Pendant ce temps, les partisans d'une consommation élevée de jetons trouvent de nouvelles munitions dans les modèles à poids ouvert de startups chinoises comme Kimi de Moonshot et GLM de Zhipu, qui correspondent presque aux capacités des meilleurs modèles américains à une fraction du coût. Krikorian a reconnu qu'il y a « une certaine validité à la théorie selon laquelle cela pourrait pousser le tokenmaxxing un peu plus loin », mais a maintenu que la tendance plus large de l'industrie est vers une utilisation plus disciplinée.
Leçons pour l'entreprise
L'épisode tokenmaxxing propose une mise en garde pour les entreprises qui naviguent dans le paysage de l'IA. Alors que les principaux développeurs de modèles d'IA comme OpenAI et Anthropic ont bénéficié de l'augmentation de la consommation, l'expérience a incité de nombreuses organisations à adopter des approches plus mesurées, en se concentrant sur des cas d'utilisation spécifiques où l'IA fournit des retours mesurables plutôt que de maximiser les mesures d'utilisation brutes.
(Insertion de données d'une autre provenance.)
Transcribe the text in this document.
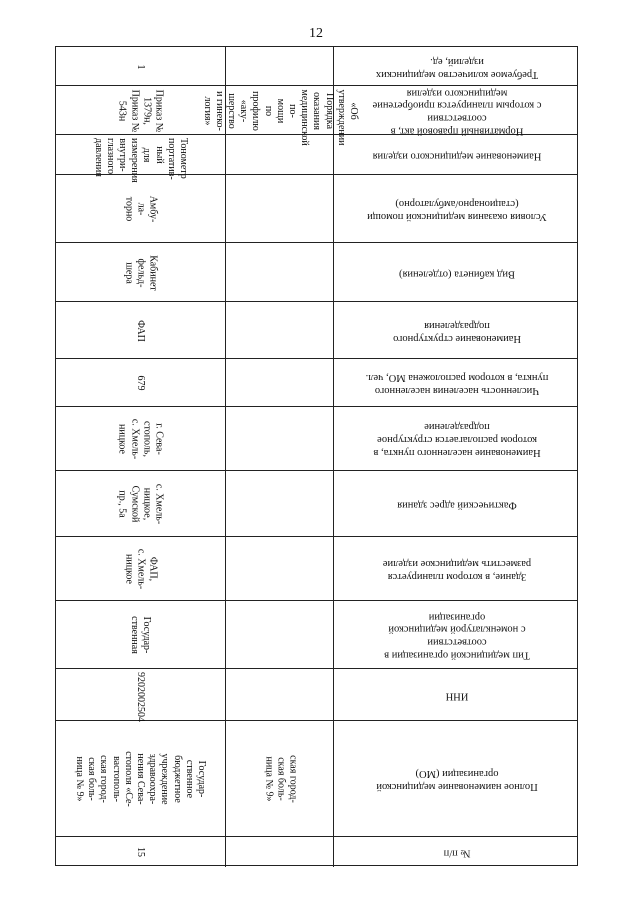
12
№ п/п
15
Полное наименование медицинской
организации (МО)
Государ-
ственное
бюджетное
учреждение
здравоохра-
нения Сева-
стополя «Се-
вастополь-
ская город-
ская боль-
ница № 9»
ская город-
ская боль-
ница № 9»
ИНН
9202002504
Тип медицинской организации в
соответствии
с номенклатурой медицинской
организации
Государ-
ственная
Здание, в котором планируется
разместить медицинское изделие
ФАП,
с. Хмель-
ницкое
Фактический адрес здания
с. Хмель-
ницкое,
Сумской
пр., 5а
Наименование населенного пункта, в
котором располагается структурное
подразделение
г. Сева-
стополь,
с. Хмель-
ницкое
Численность населения населенного
пункта, в котором расположена МО, чел.
679
Наименование структурного
подразделения
ФАП
Вид кабинета (отделения)
Кабинет
фельд-
шера
Условия оказания медицинской помощи
(стационарно/амбулаторно)
Амбу-
ла-
торно
Наименование медицинского изделия
Тонометр
портатив-
ный для
измерения
внутри-
глазного
давления
Нормативный правовой акт, в
соответствии
с которым планируется приобретение
медицинского изделия
Приказ № 1379н,
Приказ № 543н	«Об утверждении
Порядка оказания
медицинской по-
мощи
по профилю «аку-
шерство и гинеко-
логия»
Требуемое количество медицинских
изделий, ед.
1
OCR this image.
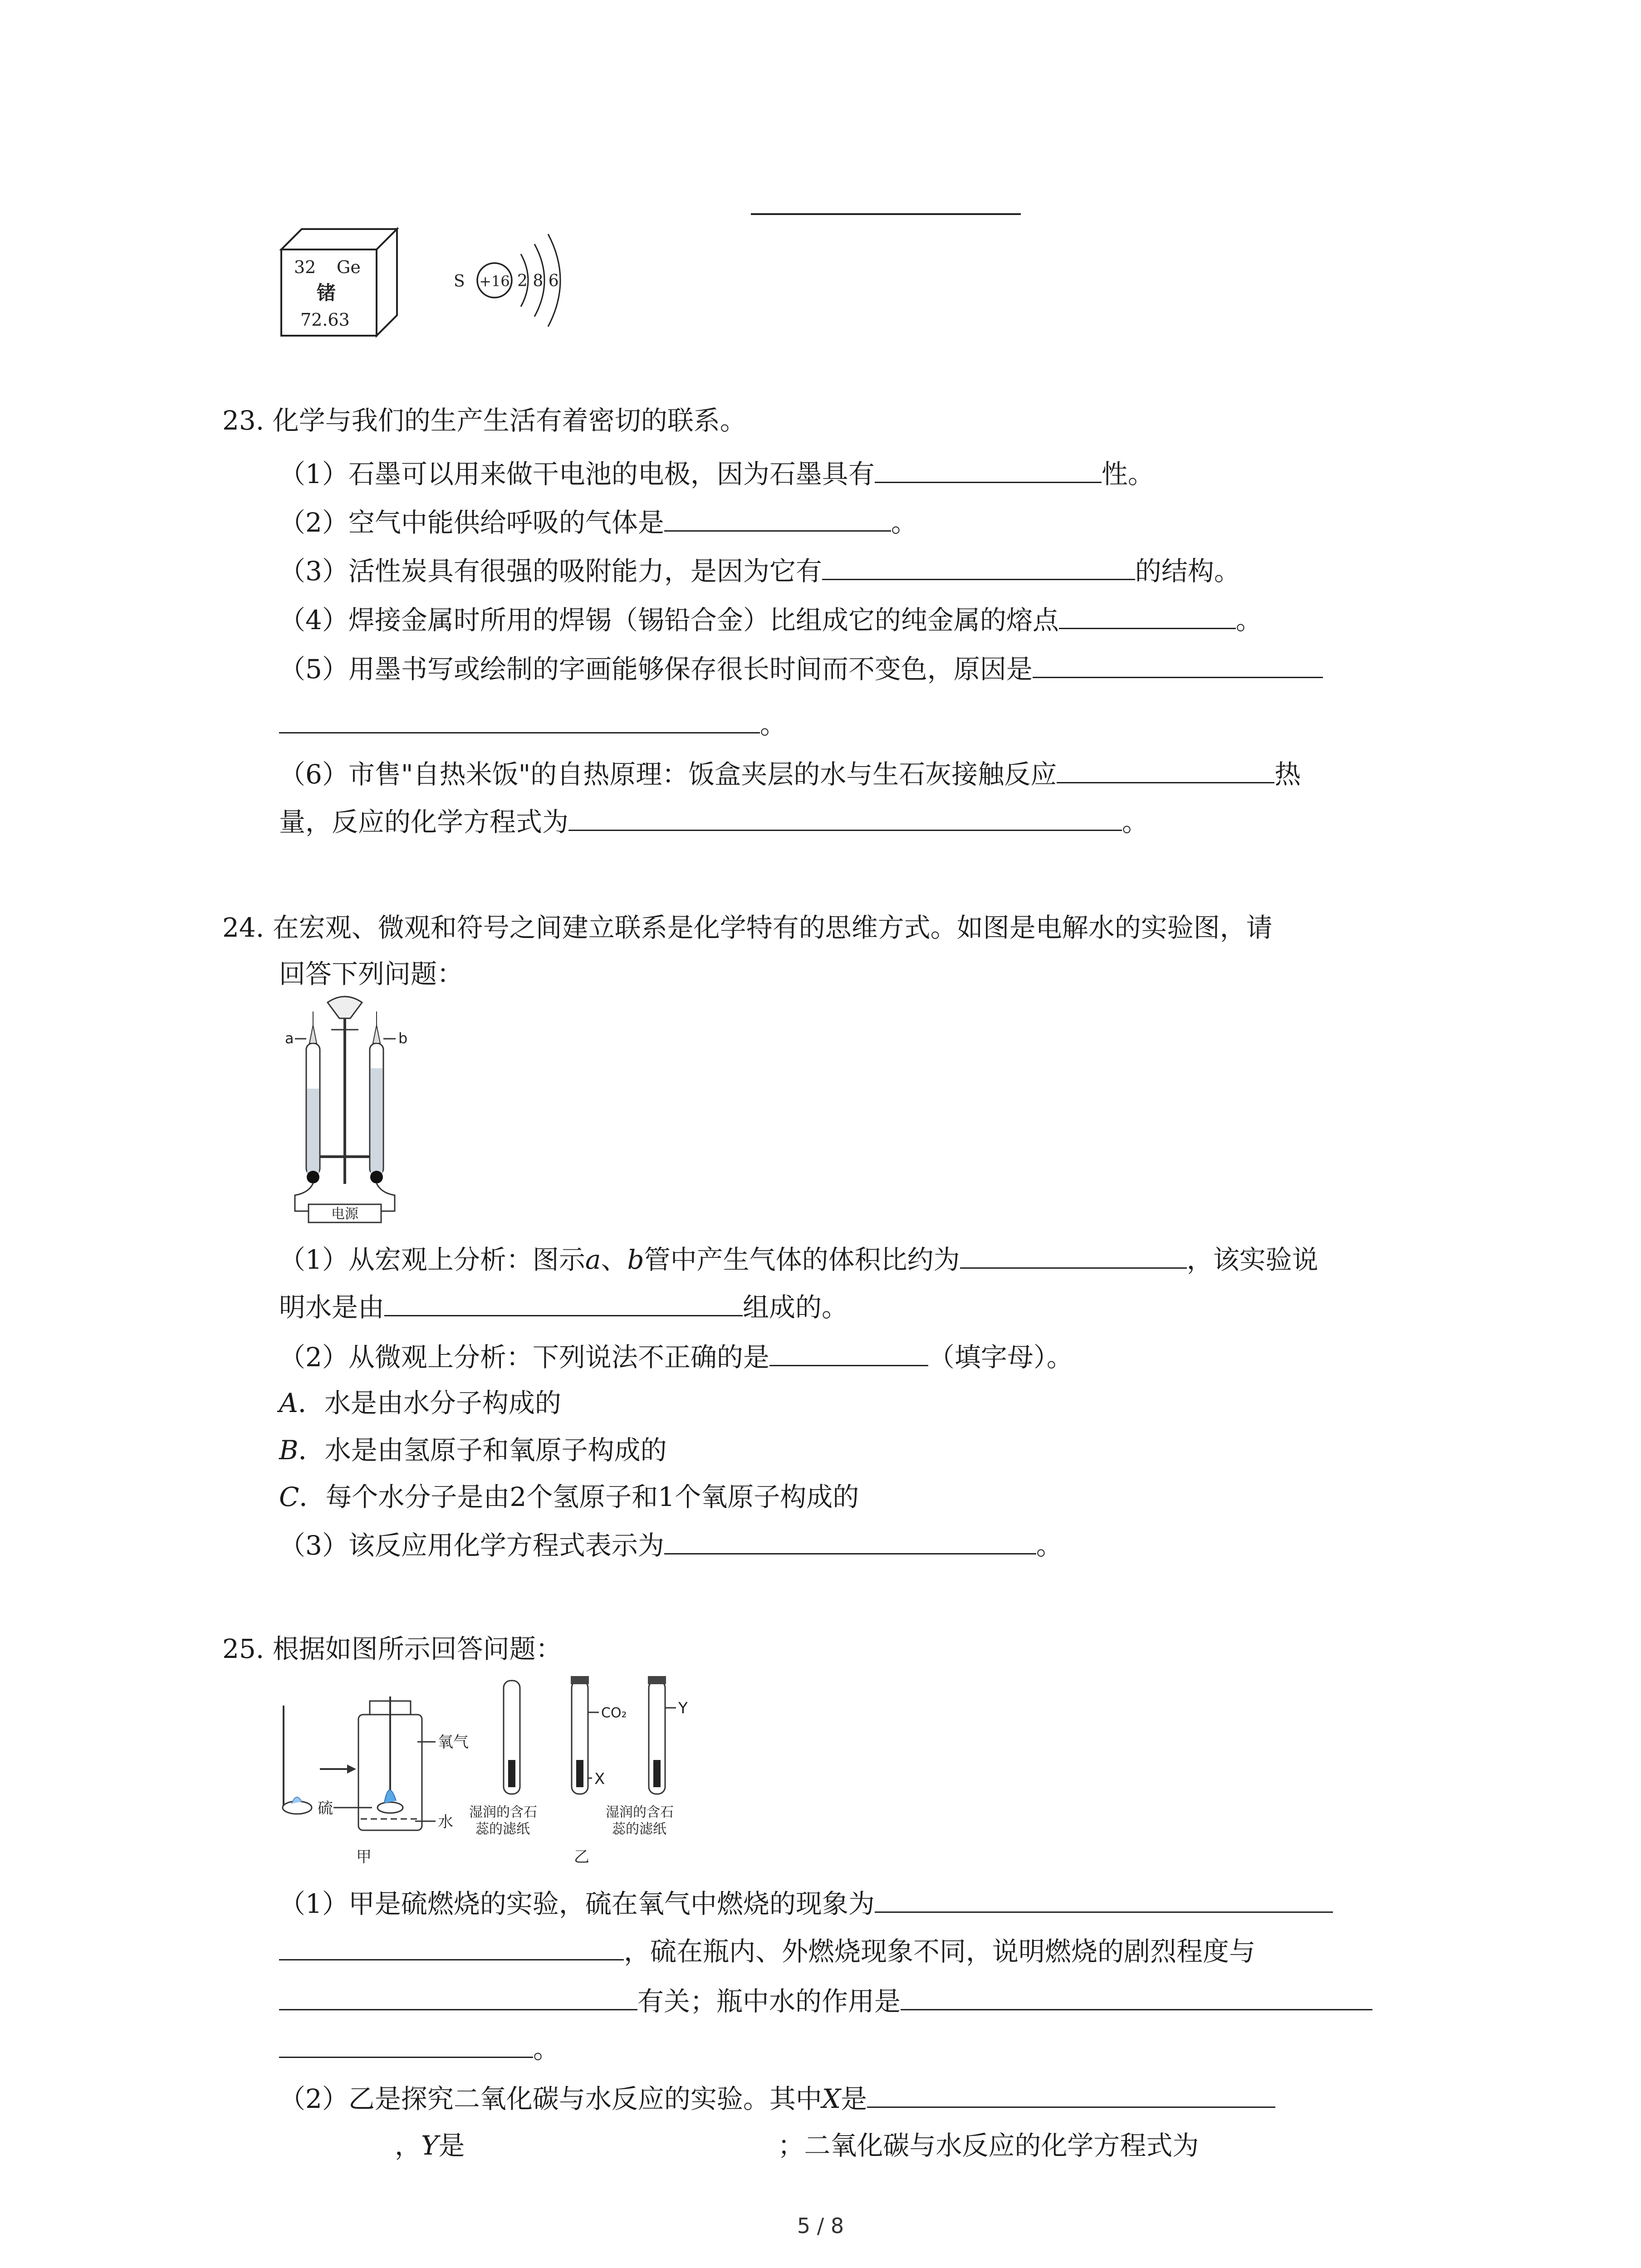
32 Ge
锗
72.63
S +16 2 8 6
23. 化学与我们的生产生活有着密切的联系。
（1）石墨可以用来做干电池的电极，因为石墨具有	性。
（2）空气中能供给呼吸的气体是	。
（3）活性炭具有很强的吸附能力，是因为它有	的结构。
（4）焊接金属时所用的焊锡（锡铅合金）比组成它的纯金属的熔点	。
（5）用墨书写或绘制的字画能够保存很长时间而不变色，原因是
。
（6）市售"自热米饭"的自热原理：饭盒夹层的水与生石灰接触反应	热
量，反应的化学方程式为	。
24. 在宏观、微观和符号之间建立联系是化学特有的思维方式。如图是电解水的实验图，请
回答下列问题：
电源
a	b
（1）从宏观上分析：图示a、b管中产生气体的体积比约为	，该实验说
明水是由	组成的。
（2）从微观上分析：下列说法不正确的是	（填字母）。
A．水是由水分子构成的
B．水是由氢原子和氧原子构成的
C．每个水分子是由2个氢原子和1个氧原子构成的
（3）该反应用化学方程式表示为	。
25. 根据如图所示回答问题：
氧气
硫
水
甲
CO₂
X
Y
湿润的含石
蕊的滤纸
湿润的含石
蕊的滤纸
乙
（1）甲是硫燃烧的实验，硫在氧气中燃烧的现象为
，硫在瓶内、外燃烧现象不同，说明燃烧的剧烈程度与
有关；瓶中水的作用是
。
（2）乙是探究二氧化碳与水反应的实验。其中X是
，Y是	；二氧化碳与水反应的化学方程式为
5 / 8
Alors que le cycle initial de battage médiatique sur l’IA cède la place à une mise en œuvre pragmatique, les entreprises qui réussiront seront peut-être celles qui traitent l’IA comme un outil de précision plutôt que comme un instrument brutal, faisant correspondre le bon modèle à la bonne tâche et surveillant de près la facture.